Ich weiß nicht, ob sie damals medizinisch betreut wurde. Großmutter sagte mir, sie hatte 7 oder 8 Jahre keinen Anfall mehr. Dann war sie in Schwertberg bei einem Fleischhauer im Dienst, da kam um vier Uhr morgens ein Rauchfangkehrer in ihr Zimmer, denn er wollte rauchfangkehren, da das Türl zum Rauchfang in ihrem Zimmer war. Da erschrak sie dann wieder so, daß sie den Anfall bekam. Ich war damals schon 7-8 Jahre alt.

Dann wiederholten sich diese Anfälle sehr häufig. Sie war öfters bei Großmutter daheim. Sie war oft sehr zerschlagen, wenn sie so unglücklich fiel. Der Knecht, welcher sie so erschreckte, den hat kurze Zeit später ein Zug überfahren. Dies erzählte mir Großmutter.

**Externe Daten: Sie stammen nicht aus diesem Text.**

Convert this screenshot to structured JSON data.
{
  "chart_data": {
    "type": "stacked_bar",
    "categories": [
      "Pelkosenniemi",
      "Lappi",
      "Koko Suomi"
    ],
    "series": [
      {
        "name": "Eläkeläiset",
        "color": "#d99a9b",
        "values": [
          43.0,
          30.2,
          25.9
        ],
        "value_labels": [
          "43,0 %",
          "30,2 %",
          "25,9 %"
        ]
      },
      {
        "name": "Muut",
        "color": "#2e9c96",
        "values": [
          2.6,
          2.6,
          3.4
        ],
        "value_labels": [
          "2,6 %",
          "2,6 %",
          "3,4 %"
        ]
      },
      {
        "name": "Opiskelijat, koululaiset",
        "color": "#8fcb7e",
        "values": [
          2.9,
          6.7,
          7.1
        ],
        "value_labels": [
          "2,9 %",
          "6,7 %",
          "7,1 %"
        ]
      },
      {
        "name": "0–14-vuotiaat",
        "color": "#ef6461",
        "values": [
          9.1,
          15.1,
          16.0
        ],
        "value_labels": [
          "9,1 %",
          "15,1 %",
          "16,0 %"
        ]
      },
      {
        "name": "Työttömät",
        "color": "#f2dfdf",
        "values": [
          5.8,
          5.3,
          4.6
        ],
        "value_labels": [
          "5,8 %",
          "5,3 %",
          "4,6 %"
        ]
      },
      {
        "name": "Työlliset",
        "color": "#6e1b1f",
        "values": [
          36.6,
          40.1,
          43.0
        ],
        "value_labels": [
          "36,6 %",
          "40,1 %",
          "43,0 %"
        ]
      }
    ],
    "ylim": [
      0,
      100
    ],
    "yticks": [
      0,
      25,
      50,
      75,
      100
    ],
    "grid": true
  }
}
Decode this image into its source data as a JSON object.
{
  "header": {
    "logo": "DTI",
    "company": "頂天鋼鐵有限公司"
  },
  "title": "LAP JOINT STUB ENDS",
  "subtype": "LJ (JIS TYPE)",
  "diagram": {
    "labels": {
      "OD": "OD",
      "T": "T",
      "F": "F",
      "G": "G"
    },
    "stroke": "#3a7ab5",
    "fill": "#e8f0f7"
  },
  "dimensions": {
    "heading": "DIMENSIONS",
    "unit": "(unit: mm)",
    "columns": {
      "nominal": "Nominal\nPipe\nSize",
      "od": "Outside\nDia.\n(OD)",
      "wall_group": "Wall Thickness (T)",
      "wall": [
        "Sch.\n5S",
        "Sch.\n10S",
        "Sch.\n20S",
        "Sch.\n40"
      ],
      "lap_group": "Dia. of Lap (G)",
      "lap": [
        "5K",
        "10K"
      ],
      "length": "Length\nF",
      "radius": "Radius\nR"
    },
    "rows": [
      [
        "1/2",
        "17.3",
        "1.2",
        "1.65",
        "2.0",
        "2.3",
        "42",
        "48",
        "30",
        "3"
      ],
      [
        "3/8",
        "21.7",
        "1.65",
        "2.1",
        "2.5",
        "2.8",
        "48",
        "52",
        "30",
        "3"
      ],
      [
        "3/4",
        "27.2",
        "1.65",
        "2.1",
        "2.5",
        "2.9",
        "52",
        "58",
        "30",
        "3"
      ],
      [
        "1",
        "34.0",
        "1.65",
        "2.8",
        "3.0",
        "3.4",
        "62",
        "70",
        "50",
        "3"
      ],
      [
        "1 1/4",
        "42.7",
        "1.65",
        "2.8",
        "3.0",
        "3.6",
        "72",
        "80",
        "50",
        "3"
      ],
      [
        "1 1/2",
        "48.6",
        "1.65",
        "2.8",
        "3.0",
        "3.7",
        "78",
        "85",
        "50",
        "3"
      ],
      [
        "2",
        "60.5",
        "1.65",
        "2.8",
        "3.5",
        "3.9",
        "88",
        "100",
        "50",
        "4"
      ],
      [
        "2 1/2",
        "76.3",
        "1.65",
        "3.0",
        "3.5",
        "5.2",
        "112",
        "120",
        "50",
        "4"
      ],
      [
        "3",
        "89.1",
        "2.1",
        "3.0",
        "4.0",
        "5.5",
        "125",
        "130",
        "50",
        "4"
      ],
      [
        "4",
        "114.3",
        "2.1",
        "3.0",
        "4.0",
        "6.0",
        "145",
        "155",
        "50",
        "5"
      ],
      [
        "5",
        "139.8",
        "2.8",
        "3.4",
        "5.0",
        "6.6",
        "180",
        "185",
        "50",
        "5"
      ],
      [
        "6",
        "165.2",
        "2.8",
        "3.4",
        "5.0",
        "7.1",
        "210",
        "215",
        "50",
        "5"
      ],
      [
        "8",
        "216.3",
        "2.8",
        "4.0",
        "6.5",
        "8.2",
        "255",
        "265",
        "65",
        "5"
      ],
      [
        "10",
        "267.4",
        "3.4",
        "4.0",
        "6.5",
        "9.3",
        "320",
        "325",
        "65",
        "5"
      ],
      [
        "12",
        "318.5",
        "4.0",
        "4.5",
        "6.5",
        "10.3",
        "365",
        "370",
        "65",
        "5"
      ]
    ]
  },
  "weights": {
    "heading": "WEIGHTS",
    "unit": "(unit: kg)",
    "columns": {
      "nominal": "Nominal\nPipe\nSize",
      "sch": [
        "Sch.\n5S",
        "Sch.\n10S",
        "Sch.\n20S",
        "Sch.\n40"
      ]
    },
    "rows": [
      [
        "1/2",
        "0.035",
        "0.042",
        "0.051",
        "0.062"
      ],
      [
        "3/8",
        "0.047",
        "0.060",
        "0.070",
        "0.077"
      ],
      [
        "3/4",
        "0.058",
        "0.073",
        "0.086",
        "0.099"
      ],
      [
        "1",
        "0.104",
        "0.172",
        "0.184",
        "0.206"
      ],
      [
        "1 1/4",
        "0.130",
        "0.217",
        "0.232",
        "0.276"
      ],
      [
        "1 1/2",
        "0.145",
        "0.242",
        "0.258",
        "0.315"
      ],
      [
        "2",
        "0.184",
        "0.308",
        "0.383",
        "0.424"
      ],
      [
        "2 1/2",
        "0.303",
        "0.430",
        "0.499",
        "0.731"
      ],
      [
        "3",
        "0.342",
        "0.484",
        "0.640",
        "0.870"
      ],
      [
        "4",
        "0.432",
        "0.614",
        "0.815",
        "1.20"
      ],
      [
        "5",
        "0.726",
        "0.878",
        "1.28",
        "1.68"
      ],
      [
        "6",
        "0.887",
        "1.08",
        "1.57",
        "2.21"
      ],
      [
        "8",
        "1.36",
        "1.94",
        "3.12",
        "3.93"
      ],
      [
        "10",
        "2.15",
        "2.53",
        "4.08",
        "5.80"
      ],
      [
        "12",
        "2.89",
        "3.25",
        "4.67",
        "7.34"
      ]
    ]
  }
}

So war es am Pfingstmontag im Jahr 1920, ich ging zur Großmutter. Mutter war im Schloß Marbach als Magd damals. Sie ging auch zur Großmutter. Wenn ich mit Mutter zusammen war, hatte ich immer so große Angst, sie bekommt wieder den Anfall. Ich bin damals bald gegangen, ich weiß noch so gut, wie sie damals gesagt hat: "Pfiat die Gott und bleib brav!" - das hat sie ja nie gesagt.

Nach ein paar Stunden erhielt ich die Nachricht, sie bekam am Heimweg den Anfall, fiel am Mund und mußte ersticken. Für mich war es ein Schreck, aber nicht so ein Leid, denn ich hatte ja soviel Angst vor ihr. Als sie wieder einmal zu Hause bei Großmutter war, lief ich weg zu einem Bauer, wo Großmutter oft arbeitete. Die hatten eine Tochter, ungefähr so wie ich, dort blieb ich über Nacht.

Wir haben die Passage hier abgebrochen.